You may need to take extra-precautions if your threshold and cost fields can be NULL.

How do you find a missing number in a table field starting from a parameter and incrementing sequentially?

Let's say I have an sql server table:
NumberTaken CompanyName
2 Fred 3 Fred 4 Fred 6 Fred 7 Fred 8 Fred 11 Fred
I need an efficient way to pass in a parameter [StartingNumber] and to count from [StartingNumber] sequentially until I find a number that is missing.
For example notice that 1, 5, 9 and 10 are missing from the table.
If I supplied the parameter [StartingNumber] = 1, it would check to see if 1 exists, if it does it would check to see if 2 exists and so on and so forth so 1 would be returned here.
If [StartNumber] = 6 the function would return 9.
In c# pseudo code it would basically be:
int ctr = [StartingNumber]
while([SELECT NumberTaken FROM tblNumbers Where NumberTaken = ctr] != null)
ctr++;
return ctr;
The problem with that code is that is seems really inefficient if there are thousands of numbers in the table. Also, I can write it in c# code or in a stored procedure whichever is more efficient.
Thanks for the help
A solution using JOIN:
select min(r1.NumberTaken) + 1
from MyTable r1
left outer join MyTable r2 on r2.NumberTaken = r1.NumberTaken + 1
where r1.NumberTaken >= 1 --your starting number
and r2.NumberTaken is null
I called my table Blank, and used the following:
declare #StartOffset int = 2
; With Missing as (
select #StartOffset as N where not exists(select * from Blank where ID = #StartOffset)
), Sequence as (
select #StartOffset as N from Blank where ID = #StartOffset
union all
select b.ID from Blank b inner join Sequence s on b.ID = s.N + 1
)
select COALESCE((select N from Missing),(select MAX(N)+1 from Sequence))
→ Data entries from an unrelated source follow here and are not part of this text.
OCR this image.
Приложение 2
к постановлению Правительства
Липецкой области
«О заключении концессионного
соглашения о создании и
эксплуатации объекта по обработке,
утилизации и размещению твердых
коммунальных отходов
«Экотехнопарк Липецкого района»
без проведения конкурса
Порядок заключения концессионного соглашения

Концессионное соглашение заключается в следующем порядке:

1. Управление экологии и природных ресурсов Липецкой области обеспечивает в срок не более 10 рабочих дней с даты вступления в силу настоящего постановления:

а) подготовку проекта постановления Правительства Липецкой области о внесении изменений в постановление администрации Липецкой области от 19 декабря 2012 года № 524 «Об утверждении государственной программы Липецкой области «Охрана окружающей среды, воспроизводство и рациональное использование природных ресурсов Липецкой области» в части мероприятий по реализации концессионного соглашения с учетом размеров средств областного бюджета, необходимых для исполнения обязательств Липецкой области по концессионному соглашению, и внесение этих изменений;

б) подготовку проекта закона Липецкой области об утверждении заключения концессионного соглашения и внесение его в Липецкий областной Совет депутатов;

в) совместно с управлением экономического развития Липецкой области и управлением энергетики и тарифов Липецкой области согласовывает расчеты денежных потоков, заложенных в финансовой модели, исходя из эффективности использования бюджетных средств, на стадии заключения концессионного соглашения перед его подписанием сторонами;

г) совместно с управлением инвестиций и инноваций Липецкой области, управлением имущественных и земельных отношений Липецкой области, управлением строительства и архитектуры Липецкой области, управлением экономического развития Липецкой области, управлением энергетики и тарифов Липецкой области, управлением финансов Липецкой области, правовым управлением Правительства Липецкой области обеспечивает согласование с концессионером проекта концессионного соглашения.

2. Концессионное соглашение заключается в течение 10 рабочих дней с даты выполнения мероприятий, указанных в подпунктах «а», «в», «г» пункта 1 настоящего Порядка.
You basically have two cases - either your starting value is missing (so the Missing CTE will contain one row), or it's present, so you count forwards using a recursive CTE (Sequence), and take the max from that and add 1
Edit from comment. Yes, create another CTE at the top that has your filter criteria, then use that in the rest of the query:
declare #StartOffset int = 2
; With BlankFilters as (
select ID from Blank where hasEntered <> 1
), Missing as (
select #StartOffset as N where not exists(select * from BlankFilters where ID = #StartOffset)
), Sequence as (
select #StartOffset as N from BlankFilters where ID = #StartOffset
union all
select b.ID from BlankFilters b inner join Sequence s on b.ID = s.N + 1
)
select COALESCE((select N from Missing),(select MAX(N)+1 from Sequence))
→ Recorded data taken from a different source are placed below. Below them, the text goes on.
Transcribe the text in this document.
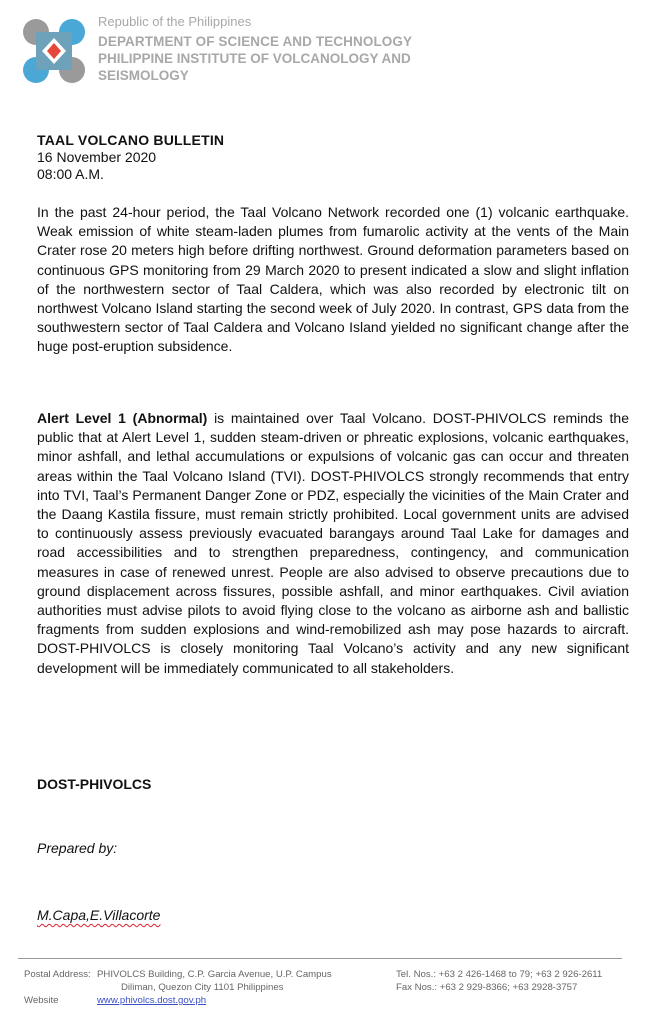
Republic of the Philippines
DEPARTMENT OF SCIENCE AND TECHNOLOGY
PHILIPPINE INSTITUTE OF VOLCANOLOGY AND SEISMOLOGY
TAAL VOLCANO BULLETIN
16 November 2020
08:00 A.M.
In the past 24-hour period, the Taal Volcano Network recorded one (1) volcanic earthquake. Weak emission of white steam-laden plumes from fumarolic activity at the vents of the Main Crater rose 20 meters high before drifting northwest. Ground deformation parameters based on continuous GPS monitoring from 29 March 2020 to present indicated a slow and slight inflation of the northwestern sector of Taal Caldera, which was also recorded by electronic tilt on northwest Volcano Island starting the second week of July 2020. In contrast, GPS data from the southwestern sector of Taal Caldera and Volcano Island yielded no significant change after the huge post-eruption subsidence.
Alert Level 1 (Abnormal) is maintained over Taal Volcano. DOST-PHIVOLCS reminds the public that at Alert Level 1, sudden steam-driven or phreatic explosions, volcanic earthquakes, minor ashfall, and lethal accumulations or expulsions of volcanic gas can occur and threaten areas within the Taal Volcano Island (TVI). DOST-PHIVOLCS strongly recommends that entry into TVI, Taal’s Permanent Danger Zone or PDZ, especially the vicinities of the Main Crater and the Daang Kastila fissure, must remain strictly prohibited. Local government units are advised to continuously assess previously evacuated barangays around Taal Lake for damages and road accessibilities and to strengthen preparedness, contingency, and communication measures in case of renewed unrest. People are also advised to observe precautions due to ground displacement across fissures, possible ashfall, and minor earthquakes. Civil aviation authorities must advise pilots to avoid flying close to the volcano as airborne ash and ballistic fragments from sudden explosions and wind-remobilized ash may pose hazards to aircraft. DOST-PHIVOLCS is closely monitoring Taal Volcano’s activity and any new significant development will be immediately communicated to all stakeholders.
DOST-PHIVOLCS
Prepared by:
M.Capa,E.Villacorte
Postal Address:

Website
PHIVOLCS Building, C.P. Garcia Avenue, U.P. Campus
Diliman, Quezon City 1101 Philippines
www.phivolcs.dost.gov.ph
Tel. Nos.: +63 2 426-1468 to 79; +63 2 926-2611
Fax Nos.: +63 2 929-8366; +63 2928-3757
this may now return a row that does exist in the table, but hasEntered=1
Tables:
create table Blank (
ID int not null,
Name varchar(20) not null
)
insert into Blank(ID,Name)
select 2 ,'Fred' union all
select 3 ,'Fred' union all
select 4 ,'Fred' union all
select 6 ,'Fred' union all
select 7 ,'Fred' union all
select 8 ,'Fred' union all
select 11 ,'Fred'
go
Try the set based approach - should be faster
select min(t1.NumberTaken)+1 as "min_missing" from t t1
where not exists (select 1 from t t2
where t1.NumberTaken = t2.NumberTaken+1)
and t1.NumberTaken > #StartingNumber
This is Sybase syntax, so massage for SQL server consumption if needed.
Create a temp table with all numbers from StartingValue to EndValue and LEFT OUTER JOIN to your data table.